La Suisse peut faire plus pour ses handicapés
Seuls 20 à 30% des édifices publics sont accessibles en fauteuil roulant. Pourtant, quelque 700'000 personnes en Suisse souffrent d'un handicap.
Une initiative propose d’améliorer leur condition. Pour ses opposants, le texte va trop loin.
L’initiative «droits égaux pour les personnes handicapées» a été déposée en 1999 par 35 organisations qui défendent les intérêts des handicapés. Le texte a été signé par 120 455 personnes.
Des demandes raisonnables pour les uns…
Le texte demande des mesures pour éliminer et corriger des inégalités existantes. L’accès aux bâtiments, aux transports et aux prestations destinées au public doit être garanti, dans la mesure où il est économiquement supportable.
Paralytique lui-même, le conseiller national radical Marc Suter insiste sur cette notion économique. Selon lui, une très grande partie des obstacles pourraient être supprimés à moindres coûts.
Citant des études des hautes écoles d’architecture, le député indique qu’adapter les bâtiments aux handicapés n’engendre que moins de 1% de coûts supplémentaires lors de construction et de 2 à 5% pour des rénovations.
Dans les autres cas, les adaptations sont souvent simples et peu onéreuses. «Il suffit parfois d’un petit bout de bois», note Marc Suter. Mais encore faut-il le faire.
Et le député de remarquer que les handicapés ne demandent pas la lune: «nous ne voulons pas monter en ascenseur sur la cathédrale de Lausanne».

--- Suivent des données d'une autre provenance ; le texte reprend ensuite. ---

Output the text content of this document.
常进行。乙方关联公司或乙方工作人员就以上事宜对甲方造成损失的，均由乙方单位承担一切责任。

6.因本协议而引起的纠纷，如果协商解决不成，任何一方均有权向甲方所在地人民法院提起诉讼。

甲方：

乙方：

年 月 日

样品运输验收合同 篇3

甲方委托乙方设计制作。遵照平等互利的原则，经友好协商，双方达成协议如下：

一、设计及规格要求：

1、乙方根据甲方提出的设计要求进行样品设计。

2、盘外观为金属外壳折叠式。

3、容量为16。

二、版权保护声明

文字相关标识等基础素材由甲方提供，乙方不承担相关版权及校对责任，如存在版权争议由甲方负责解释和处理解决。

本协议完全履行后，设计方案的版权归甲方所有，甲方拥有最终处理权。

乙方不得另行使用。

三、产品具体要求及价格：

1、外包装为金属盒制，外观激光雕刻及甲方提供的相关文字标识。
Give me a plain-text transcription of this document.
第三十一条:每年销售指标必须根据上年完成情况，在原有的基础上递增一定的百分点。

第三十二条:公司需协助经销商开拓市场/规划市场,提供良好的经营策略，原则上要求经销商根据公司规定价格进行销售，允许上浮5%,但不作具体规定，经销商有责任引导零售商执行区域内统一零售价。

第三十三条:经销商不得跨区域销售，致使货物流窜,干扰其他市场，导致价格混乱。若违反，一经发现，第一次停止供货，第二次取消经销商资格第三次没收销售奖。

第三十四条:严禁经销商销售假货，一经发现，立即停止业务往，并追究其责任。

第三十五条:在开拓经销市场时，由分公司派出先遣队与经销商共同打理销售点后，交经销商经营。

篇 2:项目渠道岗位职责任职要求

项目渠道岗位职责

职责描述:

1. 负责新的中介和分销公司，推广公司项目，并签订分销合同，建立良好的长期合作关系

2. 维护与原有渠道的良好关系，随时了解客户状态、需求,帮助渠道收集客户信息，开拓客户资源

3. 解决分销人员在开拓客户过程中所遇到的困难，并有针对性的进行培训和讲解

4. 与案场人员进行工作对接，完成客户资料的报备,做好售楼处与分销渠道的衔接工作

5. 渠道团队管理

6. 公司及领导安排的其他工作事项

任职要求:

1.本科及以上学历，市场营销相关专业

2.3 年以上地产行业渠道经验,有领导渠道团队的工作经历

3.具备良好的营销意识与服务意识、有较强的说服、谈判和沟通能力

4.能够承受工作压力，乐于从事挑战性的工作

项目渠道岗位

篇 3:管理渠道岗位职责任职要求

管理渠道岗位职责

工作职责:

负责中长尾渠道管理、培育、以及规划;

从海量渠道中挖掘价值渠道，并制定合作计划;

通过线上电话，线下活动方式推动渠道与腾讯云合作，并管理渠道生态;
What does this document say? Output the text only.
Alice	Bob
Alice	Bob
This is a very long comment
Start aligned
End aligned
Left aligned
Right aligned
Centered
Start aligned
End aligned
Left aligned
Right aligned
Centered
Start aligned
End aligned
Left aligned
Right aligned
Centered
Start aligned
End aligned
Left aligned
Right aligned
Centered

Mais l’argumentation n’est pas seulement économique, c’est aussi une question de droits humains. «Nous n’acceptons plus la discrimination qui a encore lieu en Suisse envers les handicapés. Ce n’est pas digne d’un pays de haute culture qui a toujours pris en compte les intérêts de ses minorités.»
… exagérées et excessives pour les autres
Les opposants à l’initiative reconnaissent que les revendications des handicapés sont légitimes. D’ailleurs, il est prévu de corriger la situation via la Loi fédérale sur l’élimination des inégalités frappant les personnes handicapées.
Cette nouvelle loi stipule notamment que tous les nouveaux bâtiments ouverts au public devront être adaptés aux handicapés lorsqu’ils sont construits ou rénovés.
Mais la loi va moins loin que l’initiative. Elle renonce notamment à une transformation généralisée des bâtiments et accorde un délai de 20 ans pour la transformation des infrastructures des transports publics.
«Les auteurs de l’initiative veulent que tous les bâtiments et transports publics soient immédiatement rendus accessibles, déclare le conseiller aux Etats démocrate-chrétien Anton Cottier. Il en résulterait des coûts que nous ne maîtriserions pas.»
Le Conseil fédéral a en effet estimé que les adaptations coûteraient 4 milliards pour les seuls transports publics et 4 autres milliards pour les bâtiments, rappelle le sénateur.
Anton Cottier craint une avalanche de demandes auprès des tribunaux. «Les demandes des initiants sont exagérées et excessives, déclare-t-il. Dès le lendemain de l’acceptation du texte, une personne handicapée pourrait demander que la gare où elle souhaite prendre le train soit adaptée.»
Au peuple de trancher
Comme Anton Cottier, le gouvernement et une majorité du Parlement estiment que l’adaptation progressive des structures prévue dans la nouvelle loi constitue la meilleure solution. Ils demandent donc au peuple de refuser l’initiative.
De son côté, Marc Suter ne se satisfait pas de la nouvelle loi. A ses yeux, elle ne va pas assez loin. Rien n’impose, par exemple, d’adapter un bâtiment s’il n’est pas en cours de rénovation.
Entre ces deux positions, il reviendra donc au peuple de trancher.